Howard Chang, MD, PhD
Stanford University School of Medicine
Howard Hughes Medical Institute
Project Overview
Dr. Chang: Scleroderma is a disease characterized by excess fibrosis of skin and other organs, and the immune system is involved in triggering and sustaining this fibrosis. My research is focused on how the genes involved in scleroderma are turned on or off. The control of these genes determines a cell’s behavior, such as how active an immune cell may be or whether a fibroblast becomes activated to produce excess extracellular matrix, leading to fibrosis. The gene control switches are like the command lines that run the cell’s software, and we are working out how gene control is altered in scleroderma in order to detect and treat the disease at the most fundamental level.
Research Update
We have identified the gene switches that are different in scleroderma skin compared to normal skin. Because skin is a complex tissue composed of several types of cells, we have invested a lot of effort to understand which gene switches are changed in which cell types. We found that two cell types in skin have different gene switch activities in scleroderma patients in both fibrotic skin and even in skin that still appears normal. Other cell types only show changes in gene switch activities in the fibrotic skin. Because we can detect these different gene switch activities in “pre-fibrotic” skin, we believe these results may yield insights into the cell types that initiate scleroderma. Our next steps are to understand how the gene switches that are changed in scleroderma affect their target genes, for example, by making the genes turn on too long or in response to the wrong stimuli.
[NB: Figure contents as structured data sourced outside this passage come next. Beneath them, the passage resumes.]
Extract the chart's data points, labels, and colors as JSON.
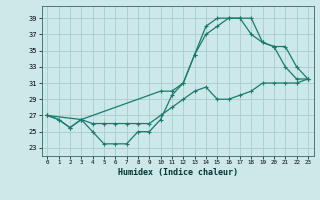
{
  "xlabel": "Humidex (Indice chaleur)",
  "bg_color": "#cce8e8",
  "grid_color": "#aacccc",
  "line_color": "#1a7a6e",
  "xlim": [
    -0.5,
    23.5
  ],
  "ylim": [
    22.0,
    40.5
  ],
  "xticks": [
    0,
    1,
    2,
    3,
    4,
    5,
    6,
    7,
    8,
    9,
    10,
    11,
    12,
    13,
    14,
    15,
    16,
    17,
    18,
    19,
    20,
    21,
    22,
    23
  ],
  "yticks": [
    23,
    25,
    27,
    29,
    31,
    33,
    35,
    37,
    39
  ],
  "line1_x": [
    0,
    1,
    2,
    3,
    4,
    5,
    6,
    7,
    8,
    9,
    10,
    11,
    12,
    13,
    14,
    15,
    16,
    17,
    18,
    19,
    20,
    21,
    22,
    23
  ],
  "line1_y": [
    27,
    26.5,
    25.5,
    26.5,
    25,
    23.5,
    23.5,
    23.5,
    25,
    25,
    26.5,
    29.5,
    31,
    34.5,
    38,
    39,
    39,
    39,
    37,
    36,
    35.5,
    35.5,
    33,
    31.5
  ],
  "line2_x": [
    0,
    1,
    2,
    3,
    4,
    5,
    6,
    7,
    8,
    9,
    10,
    11,
    12,
    13,
    14,
    15,
    16,
    17,
    18,
    19,
    20,
    21,
    22,
    23
  ],
  "line2_y": [
    27,
    26.5,
    25.5,
    26.5,
    26,
    26,
    26,
    26,
    26,
    26,
    27,
    28,
    29,
    30,
    30.5,
    29,
    29,
    29.5,
    30,
    31,
    31,
    31,
    31,
    31.5
  ],
  "line3_x": [
    0,
    3,
    10,
    11,
    12,
    13,
    14,
    15,
    16,
    17,
    18,
    19,
    20,
    21,
    22,
    23
  ],
  "line3_y": [
    27,
    26.5,
    30,
    30,
    31,
    34.5,
    37,
    38,
    39,
    39,
    39,
    36,
    35.5,
    33,
    31.5,
    31.5
  ]
}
We recently published our new technique for determining the exact gene(s) that are controlled by a particular switch (Mumbach et al. Nature Genetics 2017). Since many of the variations in DNA that have been associated with autoimmune diseases occur in these gene switches, we believe this new technique will greatly add to our knowledge about these diseases. Additionally, this technique will enhance the value of large-scale genomic projects (such as the GRASP Project) by improving our ability to interpret the data those projects generate.
How this work will impact patients
Insights about the cells and the specific gene switches that cause disease manifestations open new avenues for scleroderma diagnosis and treatment. For example, we are testing whether we can learn about tissue fibrosis in different organs by analyzing gene switches in cells from the blood. If successful, such an approach would help patients monitor disease progression without invasive tissue biopsies. We are also asking whether insights about changes in gene switches in scleroderma can match patients to the therapies that target those genes. We hope this will make treatment strategies more rational and precise.